Who said “A lie will be half way round the world before the truth has got its boots on”? If it wasn’t Joe Rukin of Stop HS2, it must be his motto, as launching porkies on the world is his speciality. But his addiction to dashing out scare stories from left field has now bitten him very firmly on his backside.
On Wednesday last week, Professor Andrew McNaughton gave evidence to the HS2 Select Committee about train service plans for HS2 itself and the classic railway after implementation of Phase 1 of HS2 in 2026. The committee, especially Sir Peter Bottomley, questioned him intelligently and perceptively, and all seemed very happy with his evidence, given orally but with supporting detail on a set of presentation slides. Here’s a link to them:
Well we can’t have that can we, said Joe, and promptly blogged the most stupid and deceitful piece of nonsense ever to emerge from his StopHS2 stable. The trouble is, he did so on the basis of high-level summaries given orally, forgetting that the committee were looking at the slides as well.
Hence when Prof McNaughton referred to “non-stop” trains, as opposed to local and commuter trains, Joe rushed into print with the fatuous suggestion that HS2 intended to withdraw stops at all stations except London, Birmingham, Liverpool, Manchester and Glasgow. Amongst the stations Joe listed as “losing” direct trains to London were Stockport, Wilmslow, Preston, Runcorn, Crewe and Stafford. But even if he couldn’t see what was on the committee’s screens, Joe could have troubled to look at the “Economic Case for HS2” document which has been in the public domain since October 2013. Because there as Figure 27 he would have seen the “HS2 Phase 1 train service for demand modelling” which clearly shows HS2 trains linking those stations to Euston just as Virgin trains do now, just faster.
And when the Select Committee published those presentation slides today, it turned out that is exactly what they had been seeing. Poor old Joe. He’s been to enough Select Committee hearings, notably to be slapped down for waffling, he knows how they take evidence, how could he have overlooked what might have been on the slides? Deliberately for the sake of a cheap scare story, that’s how.
But it gets worse for him. Joe went on to claim, on the basis of no evidence whatsoever, that all long-distance WCML services to Euston would be withdrawn. But as the slides clearly show, long-distance services will remain for those routes and stations not receiving an HS2 alternative. Chester and stations to North Wales? Present and correct. Stoke and Macclesfield? An hourly direct train to Milton Keynes and Euston. Coventry? A half-hourly service, both calling at Milton Keynes for commuters to that major employment location, and leaving Coventry’s post-HS2 service to London as frequent as, and faster than, Bristol Temple Meads has now.

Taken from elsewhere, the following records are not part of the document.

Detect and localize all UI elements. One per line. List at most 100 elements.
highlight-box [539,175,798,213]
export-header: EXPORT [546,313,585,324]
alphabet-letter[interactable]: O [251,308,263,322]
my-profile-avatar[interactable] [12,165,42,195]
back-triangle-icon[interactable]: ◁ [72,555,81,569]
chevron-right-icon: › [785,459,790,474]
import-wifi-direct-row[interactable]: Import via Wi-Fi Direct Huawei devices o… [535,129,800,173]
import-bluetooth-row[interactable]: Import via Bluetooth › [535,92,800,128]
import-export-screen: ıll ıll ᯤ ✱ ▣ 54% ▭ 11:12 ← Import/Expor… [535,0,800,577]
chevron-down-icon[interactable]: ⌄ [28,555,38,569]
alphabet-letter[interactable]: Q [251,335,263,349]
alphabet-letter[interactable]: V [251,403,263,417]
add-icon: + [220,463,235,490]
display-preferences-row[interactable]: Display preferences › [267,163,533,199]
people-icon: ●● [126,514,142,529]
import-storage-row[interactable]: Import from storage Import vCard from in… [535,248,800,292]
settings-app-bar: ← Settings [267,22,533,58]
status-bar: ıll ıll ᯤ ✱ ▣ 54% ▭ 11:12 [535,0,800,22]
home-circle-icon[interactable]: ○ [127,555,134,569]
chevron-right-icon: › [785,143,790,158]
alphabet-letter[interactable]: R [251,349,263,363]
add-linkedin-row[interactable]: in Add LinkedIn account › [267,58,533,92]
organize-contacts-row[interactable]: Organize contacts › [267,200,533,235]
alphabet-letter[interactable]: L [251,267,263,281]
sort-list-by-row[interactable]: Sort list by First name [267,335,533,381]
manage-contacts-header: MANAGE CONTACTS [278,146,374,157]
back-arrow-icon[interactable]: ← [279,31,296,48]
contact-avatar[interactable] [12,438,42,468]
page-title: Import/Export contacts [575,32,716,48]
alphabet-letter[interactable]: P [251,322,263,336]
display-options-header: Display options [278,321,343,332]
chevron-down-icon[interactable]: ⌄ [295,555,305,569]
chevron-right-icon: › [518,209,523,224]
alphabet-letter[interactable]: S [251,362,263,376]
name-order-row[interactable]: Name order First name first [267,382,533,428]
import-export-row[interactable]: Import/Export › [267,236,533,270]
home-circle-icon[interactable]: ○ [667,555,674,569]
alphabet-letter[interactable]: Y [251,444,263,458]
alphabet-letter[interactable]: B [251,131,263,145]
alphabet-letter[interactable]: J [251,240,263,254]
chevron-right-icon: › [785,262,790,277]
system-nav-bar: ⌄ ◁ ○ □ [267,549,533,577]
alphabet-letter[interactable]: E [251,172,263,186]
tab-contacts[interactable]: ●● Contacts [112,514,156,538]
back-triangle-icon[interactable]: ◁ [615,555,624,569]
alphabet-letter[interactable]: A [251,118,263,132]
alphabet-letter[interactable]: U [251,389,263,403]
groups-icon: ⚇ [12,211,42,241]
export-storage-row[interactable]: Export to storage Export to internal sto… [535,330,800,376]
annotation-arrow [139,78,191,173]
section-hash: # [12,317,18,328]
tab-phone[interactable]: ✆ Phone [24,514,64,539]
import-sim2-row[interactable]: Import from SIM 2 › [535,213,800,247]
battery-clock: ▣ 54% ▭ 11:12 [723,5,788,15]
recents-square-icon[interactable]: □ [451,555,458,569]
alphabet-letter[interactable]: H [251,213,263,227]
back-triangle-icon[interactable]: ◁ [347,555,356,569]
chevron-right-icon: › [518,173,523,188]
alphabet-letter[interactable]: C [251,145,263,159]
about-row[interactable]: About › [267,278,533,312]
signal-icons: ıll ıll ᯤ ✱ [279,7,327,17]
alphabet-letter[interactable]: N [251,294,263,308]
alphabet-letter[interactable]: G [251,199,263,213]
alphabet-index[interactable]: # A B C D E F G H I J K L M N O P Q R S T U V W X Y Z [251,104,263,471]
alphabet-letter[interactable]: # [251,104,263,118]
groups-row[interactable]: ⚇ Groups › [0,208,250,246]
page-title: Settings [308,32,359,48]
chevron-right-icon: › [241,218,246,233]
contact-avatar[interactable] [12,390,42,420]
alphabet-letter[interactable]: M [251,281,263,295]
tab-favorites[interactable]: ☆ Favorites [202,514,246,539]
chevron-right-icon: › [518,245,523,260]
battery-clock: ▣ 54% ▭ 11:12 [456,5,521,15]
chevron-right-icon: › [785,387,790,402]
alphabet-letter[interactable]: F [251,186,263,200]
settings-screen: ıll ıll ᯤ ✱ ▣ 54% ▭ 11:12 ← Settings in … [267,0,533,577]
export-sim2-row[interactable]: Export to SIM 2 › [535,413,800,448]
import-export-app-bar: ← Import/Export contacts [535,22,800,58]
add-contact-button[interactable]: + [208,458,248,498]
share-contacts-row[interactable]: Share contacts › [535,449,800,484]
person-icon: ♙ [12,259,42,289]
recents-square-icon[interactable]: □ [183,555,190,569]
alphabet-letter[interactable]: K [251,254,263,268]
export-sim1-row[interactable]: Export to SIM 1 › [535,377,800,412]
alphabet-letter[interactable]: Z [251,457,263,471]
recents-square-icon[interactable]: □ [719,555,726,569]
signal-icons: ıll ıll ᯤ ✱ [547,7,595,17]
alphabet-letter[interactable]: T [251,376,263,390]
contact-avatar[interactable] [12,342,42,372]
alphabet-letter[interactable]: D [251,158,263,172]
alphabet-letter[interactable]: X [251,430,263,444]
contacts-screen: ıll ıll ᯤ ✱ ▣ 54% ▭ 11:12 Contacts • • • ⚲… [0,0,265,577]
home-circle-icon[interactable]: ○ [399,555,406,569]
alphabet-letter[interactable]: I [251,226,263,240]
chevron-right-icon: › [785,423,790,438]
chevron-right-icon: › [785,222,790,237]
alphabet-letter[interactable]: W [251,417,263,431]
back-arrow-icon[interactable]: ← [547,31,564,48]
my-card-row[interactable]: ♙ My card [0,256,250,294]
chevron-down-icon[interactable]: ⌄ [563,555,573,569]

But Joe’s scare falls flattest on its face when he claims that Wolverhampton and Sandwell & Dudley would lose their present hourly London trains. Because there in black and white (OK, in yellow) is the plan, not just an hourly train as now, but two limited-stop trains every hour to Euston. Yes, the service Joe claims will be lost is actually doubled.
With a respect for fact like this, Joe’s totally unsubstantiated claim that this means “£8.3 billion of cuts to classic services” might be considered suspect by the most innocent of readers. And they would be right. It is true that in the Economic Case analysis (table 9 on page 78) is a figure of £8.265 billion, labelled “classic line savings”. So what’s that all about? Well first, it refers to the full network in Phase 2, not Phase 1. Then, it’s a Present Value, that is, 60 year’s worth of annual sums all rolled into one. So the annual figure relevant to Phase 1 will be a lot – and I mean a lot – smaller. Which is why Joe doesn’t quote it.
But whatever it is, is Joe right to paint this as “cuts”? Got it in one, no he isn’t. Go back to the beginning, and remember that, apart from the new Curzon St services, the HS2 service for Phase 1 is basically the present Virgin pattern unplugged from the WCML at Handsacre and plugged into HS2 to Euston instead. So we have, for instance, an HS2 train every hour that runs from Liverpool, calls at Runcorn and Stafford, and then on to Euston on HS2. The cost in terms of fuel, maintenance, crew and fleet leasing should be charged to HS2, no-one would dispute. But that train replaces a Virgin service that calls at Runcorn and Stafford, then to Euston on the WCML. So of course the saving from replacing that train with the HS2 service should be deducted from the cost of running the HS2 train. Same stations, same destination, and faster. What has been “cut”? Nothing.
Well done, Joe. Nothing like putting your foot in your mouth and shooting yourself in it. The Select Committee know what they were shown by Prof McNaughton, they know how Joe twisted it, and they know his true colours. The real losers in this are the people Joe claims to represent.